De zeventiende-eeuwse reiziger Coenraad Ruysch heeft in zijn reisverslag (naast een kriebelig handschrift) een bijzonder slecht humeur. Hij moppert over ongemakkelijke wegen, vieze en dure herbergen (“’t geleeck meer een hoer huijs!”) en nare Duitsers. Tussen de plaatsjes Detern en Apen is de tocht zo bar dat hij zich afvraagt of hij naar Italië of naar de onderwereld reist. Het Duitse platteland bevalt hem niet.
Wij namen hier [in Detern] weer een nieuwe wagen en reden naar Apen. Toen wij echter een kwartier waren doorgereden, moesten we onze bagage afnemen en in een klein schuitje stappen, of in ieder geval in iets wat voor een schuitje moest doorgaan. Wij vonden slechts drie of vier ‘solenken’ [planken?] die op zo’n manier aan elkaar waren vastgemaakt dat het water ons van beneden, van boven en van alle kanten kwam bestormen als we ons ook maar iets verroerden. Dit voertuig moest elf mensen en alle bagage (die wij op wat stro hadden gelegd om tegen het water te beschermen) een uur lang over een strook verdronken land varen, dat ontstaan was door een breuk in de dijk. Onze schippers waren twee domme boeren, die zo naast hun boot volgens baron Hoochlof als twee druppels water op elkaar leken. Ja, als ik van de religie van Aeneas’ kudde zou zijn geweest [als ik de Romeinse goden had vereerd], dan zou ik mezelf hebben afgevraagd of ik naar de Elysese velden of naar Italië reisde. Terwijl wij met hozen en doorgaande martelingen van onze schippers met grote hardnekkigheid gedurig en lankmoedig met onze reis bezig waren, hadden onze wagens geen beter lot. Terwijl de wagens vlak voor het gat van de dijk reden, raakten deze plotseling aan het zwemmen en drijven. De wagen van onze Duitser en Zweed zou met voerman en al verzopen zijn, als de boeren deze niet in aller haast gered hadden. Hoewel wij onze schippers probeerden te vertellen dat kroos een indicatie was van sloten en van diepte, raakten zij bijna het land en leken daar wel overheen te willen. Aangezien zij dat niet konden, waren wij uiteindelijk genoodzaakt onze knechten de riemen te geven en een Amsterdamse schipper uit ons gezelschap, die naar Bremen wilde, te promoveren tot leidsman. Zonder die maatregelen zouden wij daar zeker niet doorheen gekomen zijn.

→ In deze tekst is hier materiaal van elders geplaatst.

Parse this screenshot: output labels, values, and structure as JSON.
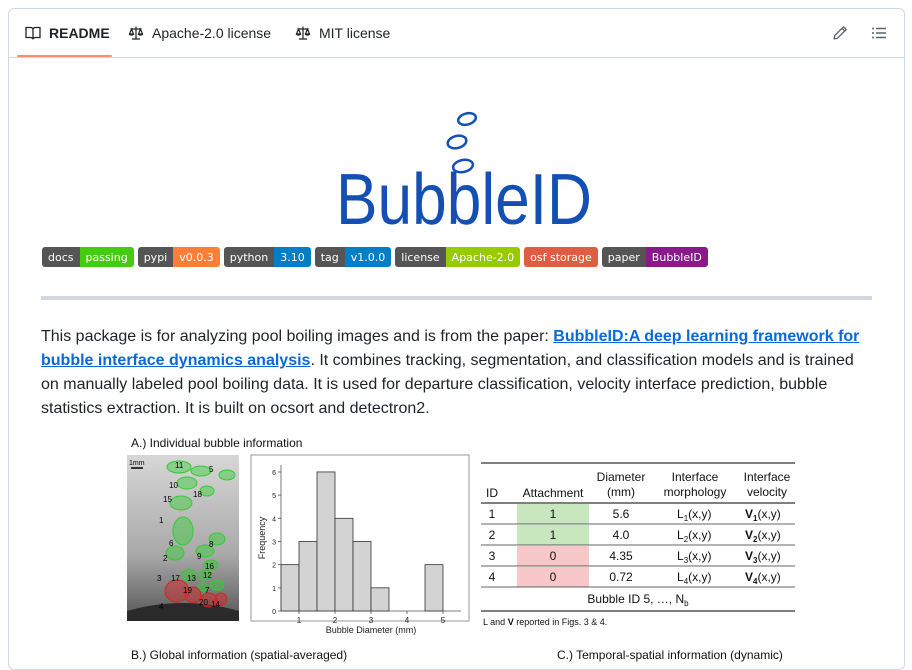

Coenraad Ruysch, 12 mei 1674.
wij naemen dan weder hier een versche waegen en reden naer Apen doch van daer een half quartier uers voorts gereden sijnde, mosten wij met onse bagagie afstappen in een kleijn scuytie, of ten minste t’ geen een scuytie wilde wesen, want wij vonden maer drie a vier solenken die sodaenich aen malkanderen gehecht waeren, dat wij ons nauwlijckx veroerde of het water, quam van ondere van boven en van alle kanten ons bestormen. dit voertuych most elf menschen en alle de bagagie, dewelcke wij op wat stroo geleijt hadden om voor t’ waeter te bevrijden, een uer gaens over eenich verdroncke landt vaeren, t’ wel door in breuck van den dijck gemondeert was. onse schippers waeren twee domme boeren, dewelke nevens haer boot, aen Baron Hoochlof waeren geleken als twee druppels waeters, Ja hadde ick van Aeneas dien Vroomen kudden sijn Religie geweest, ick soude sekerlijck bij mijn selve gedisputeert hebbe of ick naer de Eliseesche Velde, of naer Italie reijsde. dewijle wij met hoosen en continueele martelen van onse schippers die reis met groote hartneckkich(eid) geduerich gedroochvollen besich waeren, hadden onse waegens geen beter fortuyn, dewijle deselve vlack door het gat van den dijck mosten rijden, deese raeckten daer door met een scierlijckh(eid) al swemmende en drijvende, doch die van onse Duytscher en Sweet soude met voerman met al versoopen hebben, waere de hulp van de boeren haer met alle haest gesalveert hadden. Hoe dat wij onse schippers wijs sochte te maeke dat de kreuke bladeren een teyken waeren van slooten en diepte, sij voeren even dan op het landt en wilde dan noch evenwel daer over, niet tegenstaende sij niet kosten soo dat wij eyndelijck genootsaeckt waeren onse knechts de stocken te geven en een amsterdams schippers in ons geselscap naer bremen willende tot leitsman te promoveren, wij soude sonder dat sekerlijck daer niet door geraeckt sijn.